And now outside, the stir and movement of people, but behind them, through them, one could hear the roar of a great city. Johannesburg. Johannesburg.
Who could believe it?
– Alan Paton, “Cry, the Beloved Country”
I know there are few things more trite than to start writing with an epigraph, but as I was thinking about how to sum up our Johannesburg trip, I found so many relevant quotes, and so many similarities to our trip, in Paton’s 1948 odyssey. Written by a white teacher and activist who had not yet seen institutionalized apartheid, who never saw Nelson Mandela freed from prison, or elected president, who never saw the outbreak of xenophobic attacks, “Cry, the Beloved Country” chronicles the journey of Stephen Kumalo, a pastor, as he heads into the strange, wild city of Johannesburg looking for his son. I won’t spoil anything in case anyone reads it later, but put simply, Kumalo comes to the city, finds some success and some failure in his journey, and he returns home, changed.

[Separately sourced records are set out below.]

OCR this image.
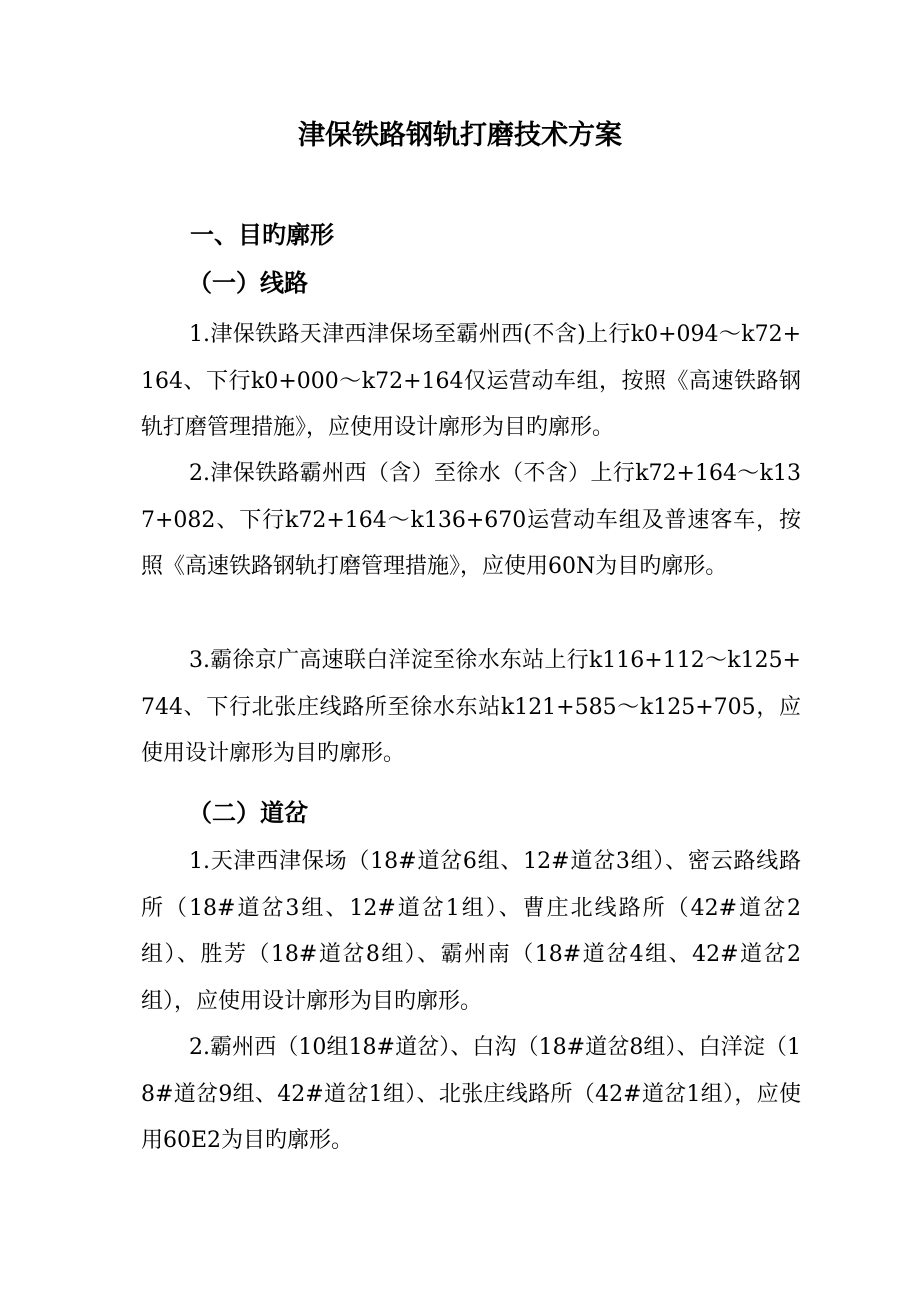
津保铁路钢轨打磨技术方案
一、目旳廓形
（一）线路

1.津保铁路天津西津保场至霸州西(不含)上行k0+094～k72+164、下行k0+000～k72+164仅运营动车组，按照《高速铁路钢轨打磨管理措施》，应使用设计廓形为目旳廓形。

2.津保铁路霸州西（含）至徐水（不含）上行k72+164～k137+082、下行k72+164～k136+670运营动车组及普速客车，按照《高速铁路钢轨打磨管理措施》，应使用60N为目旳廓形。

3.霸徐京广高速联白洋淀至徐水东站上行k116+112～k125+744、下行北张庄线路所至徐水东站k121+585～k125+705，应使用设计廓形为目旳廓形。

（二）道岔

1.天津西津保场（18#道岔6组、12#道岔3组）、密云路线路所（18#道岔3组、12#道岔1组）、曹庄北线路所（42#道岔2组）、胜芳（18#道岔8组）、霸州南（18#道岔4组、42#道岔2组），应使用设计廓形为目旳廓形。

2.霸州西（10组18#道岔）、白沟（18#道岔8组）、白洋淀（18#道岔9组、42#道岔1组）、北张庄线路所（42#道岔1组），应使用60E2为目旳廓形。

Along the way, though, he encounters the divergent worlds and segments of society that make up the city. In townships, churches and offices, he meets good people and bad people of all races and genders. He meets great justice and great injustice and, as Paton writes, “justice, even if it is not just.” In some ways he finds what he’s searching for, in other ways he doesn’t, but mostly he finds people and lessons he didn’t know he was looking for.
And in so many ways, in Kumalo’s story, I see all of ours. Though we were looking for stories and not our children, we too were thrown into a city we didn’t really understand — a city I don’t think we really understand, still — and navigated back streets and hidden cities and taciturn officials to encounter pain and joy and confusion and resiliency. We found a million things we were trying to find and a million things that found us, maybe because of, or maybe despite, our best efforts. And we also left, changed.
How exactly we changed, as my fellow bloggers have already eloquently stated, is unclear. But I think what will stick with me the longest about this experience are these barriers and contradictions I found. I’ll cherish the people I met and the friends I made and even the difficulties I went through, but through it all, what fascinates me, are these divisions in society: the separations of nationalities, of races, of languages, of incomes, of ages, of tribes, of totems, of genders, of sexualities, of political parties.
As I’ve continually harped on to the other students I traveled with (much to their chagrin, I’m sure) is how, when given the task of going to South Africa to report on border issues, I started out only thinking about literal borders, with Zimbabwe, and Mozambique, and Botswana, Namibia, Lesotho and Swaziland. But having gone there, I see that South Africa’s border issues are much deeper, more numerous and nuanced, and more compelling than that. So much of the country’s history, much like our country’s history and probably all countries’ histories, has been dictated by these barriers. And in these bending and merging borders — where man meets woman and heterosexual meets homosexual and Shona meets Ndebele and white meets black and ZANU-PF meets MDC and Malawian meets South African — lie the greatest struggles and the most potential for pain and bloodshed, but ultimately the most interesting and important stories to tell.
My nine amazing fellow Arizona journalists and I, as well as our companions from Wits and Nebraska, we heard the stir and the movement of Johannesburg’s people (plus a pterodactyl or two), we saw these lives and these stories between the lines. And though we may not have found all we were looking for in our briefest of trips to Johannesburg, behind it all, through it all, I think we found something greater.